Jenny Lind Hutcherson|
Petersburg Observer, April 20, 1928
Mrs. Hutcherson Dead
Jenny Lind Wilcox was born June 7, 1856, near Louisville, Ky., the daughter of James and Margaret Harlow Wilcox. She was one of thirteen children, two of whom died in infancy, all the others growing to great ages. Seven girls, of whom she was one, and four boys of this large family attained maturity and reared large families. All of them, the sisters and brothers of the deceased have passed on except one, Mrs. Lucy Williams of Springfield, who is past eighty years of age.
Jenny Lind Wilcox came by her name in a novel and beautiful way. The famous singer Jenny Lind, called the Swedish nightingale, was making an American tour. She was entertained at a reception in Louisville. Among the women present to honor the great singer was a young mother with a babe three weeks old. Jenny Lind held the baby in her arms. She asked its name. When told that the baby had not yet been named, she said: "Let me name her. Call her Jenny Lind".

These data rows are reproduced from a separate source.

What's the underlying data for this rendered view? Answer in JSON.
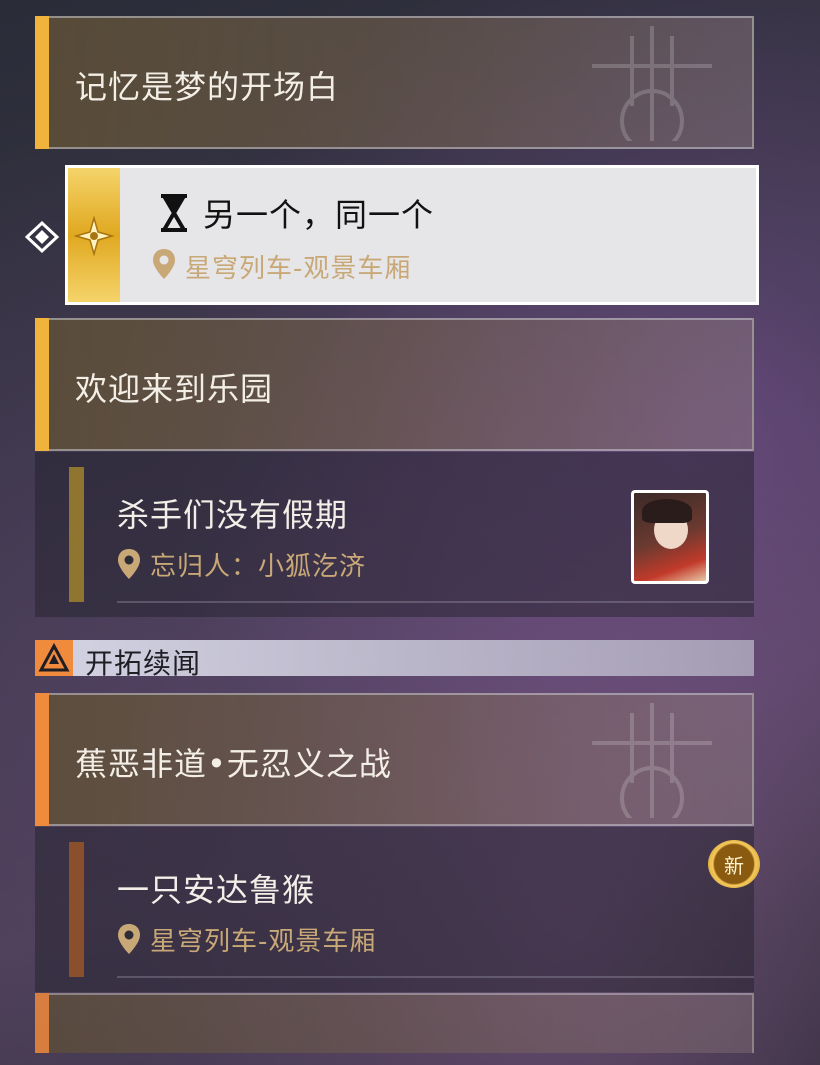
{
  "chapters": [
    {
      "title": "记忆是梦的开场白"
    },
    {
      "title": "欢迎来到乐园"
    },
    {
      "title": "蕉恶非道•无忍义之战"
    }
  ],
  "selected_quest": {
    "title": "另一个，同一个",
    "location": "星穹列车-观景车厢"
  },
  "quests": [
    {
      "title": "杀手们没有假期",
      "location": "忘归人：小狐汔济"
    },
    {
      "title": "一只安达鲁猴",
      "location": "星穹列车-观景车厢",
      "badge": "新"
    }
  ],
  "section": {
    "label": "开拓续闻"
  },
  "icons": {
    "pointer": "diamond-pointer-icon",
    "hourglass": "hourglass-icon",
    "location": "location-pin-icon",
    "section": "trailblaze-icon"
  },
  "colors": {
    "gold": "#f0b43c",
    "orange": "#f08a3c",
    "location_text": "#c9a877"
  }
}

That was always a pleasant and beautiful memory with Mrs. Hutcherson.
She was left an orphan when she was a child. Her father died when she was five years old and her mother when she was seven, and she lived with the families of older sisters. While still a very young girl she was married to Richard Wallace, a Civil War veteran who had been wounded at the Battle of Shiloh. He was several years her senior. To this union two sons were born, one dying in infancy, and the other, Edward Wallace, growing to manhood.
After the death of her first husband she worked to care for her infant child until she was united in marriage with James Thomas Duff, a Menard county farmer.
Seven children, six daughters and one son, were born to this union, all of whom are living. They are Mrs. Mary DeFreese, Petersburg; Mrs. Robert Needham, Billingham, Wash.; Mrs. Joseph Hickey, Chicago; John Thomas Duff, Havana; Mrs. Frank B. Miller, Petersburg; and Mrs. Elva Ruth Servoss, Havana.
She is survived also by nineteen grandchildren and three great grandchildren.
James Thomas Duff preceded her in death, April 29, 1897. December 6, 1899, she was married to Milton McCord Hutcherson who survives her after a union of nearly thirty years.
Five years ago failing health brought on invalidism. Since that time she had made her home with her daughter, Mrs. Mary DeFreese, at whose home in this city she died.
For four years Mrs. Hutcherson lived in a wheel chair. But her cheerful disposition made itself felt. Little children loved her, calling her "Grandma" and brought her flowers and gifts. Everybody who passed waved at her. She treasured their friendship, their gifts.
Everyone who knew her said of her that she never said an unkind word about anybody or to anybody. She never gossiped. She was sincerely a Christian, faithful in her prayers and her belief.
Althought she loved life and loved her family and wanted to live with her children about her, she was willing to go when her last illness came. She was conscious to the end and named the friends whom she wanted to act as her pallbearers. In the still watches of one of the last nights she told one of her daughters, "It is beautiful to die". She knew the beauty of death and died in the belief that she was going to "Our Heavenly Father".
Funeral services were held Sunday afternoon, April 15 at 2 o'clock from the Christian church in this city, conducted by Rev. L. R. Cronkite, and burial was in Oakland cemetery.